Effects of paramagnetic cations on the nonexponential spin-lattice relaxation of rare spin nuclei in solids

Abstract

Nonexponential spin-lattice relaxation is often observed for rare spin nuclei in the solid state. Deviation from single-component decay may be amplified by the coupling of rare spin nuclei to paramagnetic centers. Nonexponential spin-lattice relaxation was observed in derivatized silica gels resins. This phenomenon was localized and enhanced when paramagnetic transition metal cations were bound to surface functional groups. A stretched exponential analysis method was determined to be robust in fitting nonexponential relaxation curves for silica gels both with and without bound paramagnetic ions. Spin-lattice relaxation rates ( T 1 −1) for functional group nuclei increased as a function of percent surface coverage with metal ion. The magnitude of the relaxation rate increase was dependent upon internuclear distances from the paramagnetic center.

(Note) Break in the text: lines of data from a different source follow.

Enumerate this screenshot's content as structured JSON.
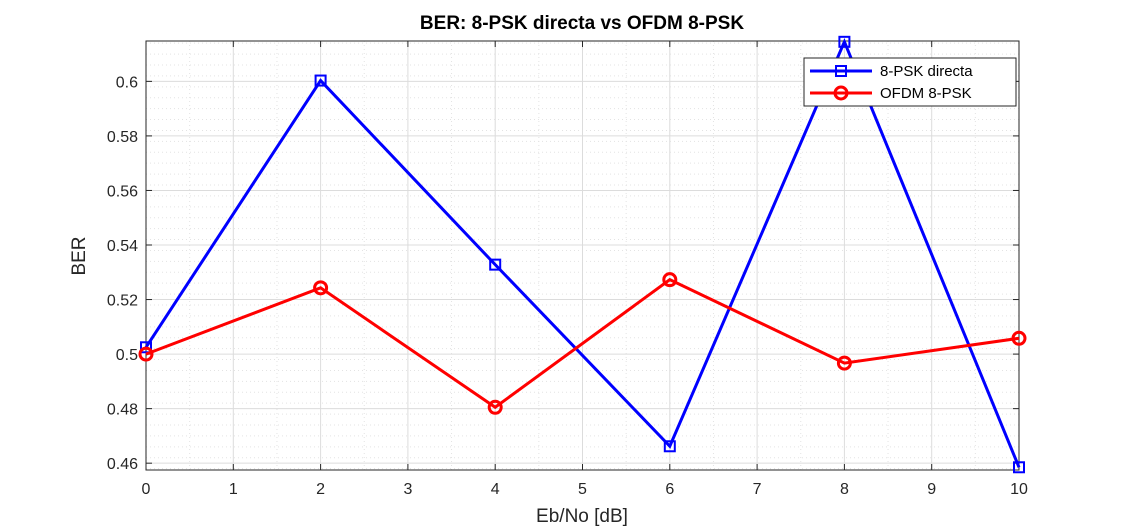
{
  "chart_data": {
    "type": "line",
    "title": "BER: 8-PSK directa vs OFDM 8-PSK",
    "xlabel": "Eb/No [dB]",
    "ylabel": "BER",
    "xlim": [
      0,
      10
    ],
    "ylim": [
      0.4575,
      0.6148
    ],
    "xticks": [
      0,
      1,
      2,
      3,
      4,
      5,
      6,
      7,
      8,
      9,
      10
    ],
    "yticks": [
      0.46,
      0.48,
      0.5,
      0.52,
      0.54,
      0.56,
      0.58,
      0.6
    ],
    "ytick_labels": [
      "0.46",
      "0.48",
      "0.5",
      "0.52",
      "0.54",
      "0.56",
      "0.58",
      "0.6"
    ],
    "grid": true,
    "minor_grid": true,
    "legend_position": "top-right",
    "series": [
      {
        "name": "8-PSK directa",
        "color": "#0000ff",
        "marker": "square",
        "x": [
          0,
          2,
          4,
          6,
          8,
          10
        ],
        "values": [
          0.5025,
          0.6003,
          0.5328,
          0.4662,
          0.6145,
          0.4585
        ]
      },
      {
        "name": "OFDM 8-PSK",
        "color": "#ff0000",
        "marker": "circle",
        "x": [
          0,
          2,
          4,
          6,
          8,
          10
        ],
        "values": [
          0.5,
          0.5243,
          0.4805,
          0.5273,
          0.4967,
          0.5058
        ]
      }
    ]
  }
}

At low surface coverages, a semi-random distribution of paramagnetic centers increased the degree of stretching of spin-lattice relaxation decays, as measured by decreases in the calculated stretching parameter β. At higher surface coverages, calculated β values reached a limiting value, indicating that while the spin-diffusion mechanism in metal-ex-changed silica gels is restricted, it is not completely diminished.